Three-dimensional (3-D) seismic surveys utilize more complex recording geometries. 3-D recording geometries known in the art typically use multiple parallel receiver lines of seismic receivers, typically with the receiver locations equally spaced along the receiver lines and the receiver lines equally spaced from each other. Source locations are typically positioned along source lines and typically are evenly spaced. The source lines are typically orthogonal to the receiver lines, but may also be parallel to or at a diagonal angle, typically 45 degrees, to the receiver lines. In 3-D surveys, gathers are constructed by taking all seismic traces from an area, referred to as a "bin", around each common midpoint and assigning the traces to that common midpoint. The areal dimensions of the bin are generally half the group interval by half the source interval. The size of the source interval is independent of the size of the group interval, allowing the use of rectangular bins rather than square bins. Seismic recording methods using these geometries are generally termed "swath" methods. As data are recorded along one swath, one or more of the receiver lines are picked up and replaced on the other side of the recording spread to be used in the next swath, a process termed rolling, rolling along, or rolling over. A uniform fold, in which each rollover develops the same positive integer value for multiplicity, is termed an even fold. Maintaining an even fold constrains the number of receiver lines recorded, the number of receiver lines which are rolled over each time, and the location of sources relative to the receiver spread. Increasing the fold requires increasing the number of receiver lines or decreasing the source line interval, thus increasing the number of source locations.
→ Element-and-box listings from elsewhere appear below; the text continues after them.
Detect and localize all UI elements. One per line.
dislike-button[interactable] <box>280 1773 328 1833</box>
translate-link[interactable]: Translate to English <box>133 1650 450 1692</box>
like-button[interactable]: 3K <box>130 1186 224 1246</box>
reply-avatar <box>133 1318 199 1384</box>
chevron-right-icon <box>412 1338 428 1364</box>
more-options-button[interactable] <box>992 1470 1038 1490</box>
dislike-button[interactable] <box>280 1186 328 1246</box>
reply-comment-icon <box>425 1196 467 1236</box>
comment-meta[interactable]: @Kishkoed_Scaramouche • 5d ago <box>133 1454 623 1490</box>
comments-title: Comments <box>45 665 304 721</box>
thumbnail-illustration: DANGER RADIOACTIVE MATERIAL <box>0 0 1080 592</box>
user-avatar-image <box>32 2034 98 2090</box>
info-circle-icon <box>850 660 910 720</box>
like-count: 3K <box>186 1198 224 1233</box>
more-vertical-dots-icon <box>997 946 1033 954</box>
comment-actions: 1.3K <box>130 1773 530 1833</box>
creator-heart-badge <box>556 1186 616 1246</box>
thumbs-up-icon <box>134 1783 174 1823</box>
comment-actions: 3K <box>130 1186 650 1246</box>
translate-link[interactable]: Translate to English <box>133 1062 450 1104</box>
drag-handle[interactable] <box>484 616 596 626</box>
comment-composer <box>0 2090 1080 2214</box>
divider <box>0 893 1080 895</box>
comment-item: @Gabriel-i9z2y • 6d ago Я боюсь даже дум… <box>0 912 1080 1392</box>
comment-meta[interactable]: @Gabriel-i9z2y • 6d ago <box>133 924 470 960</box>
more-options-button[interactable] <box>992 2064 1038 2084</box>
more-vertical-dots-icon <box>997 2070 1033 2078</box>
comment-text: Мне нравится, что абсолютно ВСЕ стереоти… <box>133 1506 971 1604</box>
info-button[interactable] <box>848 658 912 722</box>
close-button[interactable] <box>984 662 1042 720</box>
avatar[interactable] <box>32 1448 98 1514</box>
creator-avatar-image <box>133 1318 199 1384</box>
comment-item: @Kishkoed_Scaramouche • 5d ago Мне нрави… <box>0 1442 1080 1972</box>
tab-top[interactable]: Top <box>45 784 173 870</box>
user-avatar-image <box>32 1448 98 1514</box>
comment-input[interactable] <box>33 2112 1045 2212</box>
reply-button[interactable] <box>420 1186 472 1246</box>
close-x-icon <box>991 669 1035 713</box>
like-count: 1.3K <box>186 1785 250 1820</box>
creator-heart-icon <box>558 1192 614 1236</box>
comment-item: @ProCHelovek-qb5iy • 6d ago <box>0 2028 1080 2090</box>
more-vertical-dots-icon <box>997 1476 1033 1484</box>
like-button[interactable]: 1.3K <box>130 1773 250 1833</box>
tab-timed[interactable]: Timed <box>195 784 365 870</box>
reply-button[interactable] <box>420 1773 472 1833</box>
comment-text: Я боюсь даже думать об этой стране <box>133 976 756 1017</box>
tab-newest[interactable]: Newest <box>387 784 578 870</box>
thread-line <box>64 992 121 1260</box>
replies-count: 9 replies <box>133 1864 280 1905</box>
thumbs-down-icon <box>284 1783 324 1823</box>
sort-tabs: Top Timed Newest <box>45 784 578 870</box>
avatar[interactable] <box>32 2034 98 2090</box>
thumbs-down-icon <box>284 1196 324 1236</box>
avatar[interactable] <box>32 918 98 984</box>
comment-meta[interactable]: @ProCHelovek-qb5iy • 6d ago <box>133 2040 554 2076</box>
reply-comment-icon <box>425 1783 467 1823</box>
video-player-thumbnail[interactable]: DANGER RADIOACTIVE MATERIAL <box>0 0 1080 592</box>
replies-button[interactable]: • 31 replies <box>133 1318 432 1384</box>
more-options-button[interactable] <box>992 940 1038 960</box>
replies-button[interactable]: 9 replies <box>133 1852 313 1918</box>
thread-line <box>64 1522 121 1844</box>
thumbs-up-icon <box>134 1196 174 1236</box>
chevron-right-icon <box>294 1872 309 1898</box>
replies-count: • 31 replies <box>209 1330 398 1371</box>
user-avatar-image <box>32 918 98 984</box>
An alternative 3-D recording geometry, called a button patch or patch system developed by Atlantic Richfield Company (ARCO), is described in Crews, G. A. et al., An Economical High-Resolution 3-D Seismic Survey Technique, Extended Abstracts, 61st Annual International Meeting, Society of Exploration Geophysicists, 90, 863-866 (1991). Seismic receivers are positioned in multiple sets of rectangular patches of receiver groups. The patches are called buttons and are interspaced in checkerboard fashion with rectangular empty spaces called button-holes. The sources are positioned at various locations both within and outside the button patch. These and other recording geometries are described in Stone, D. C., Designing Seismic Surveys in Two and Three Dimensions, Society of Exploration Geophysicists, Tulsa (1994).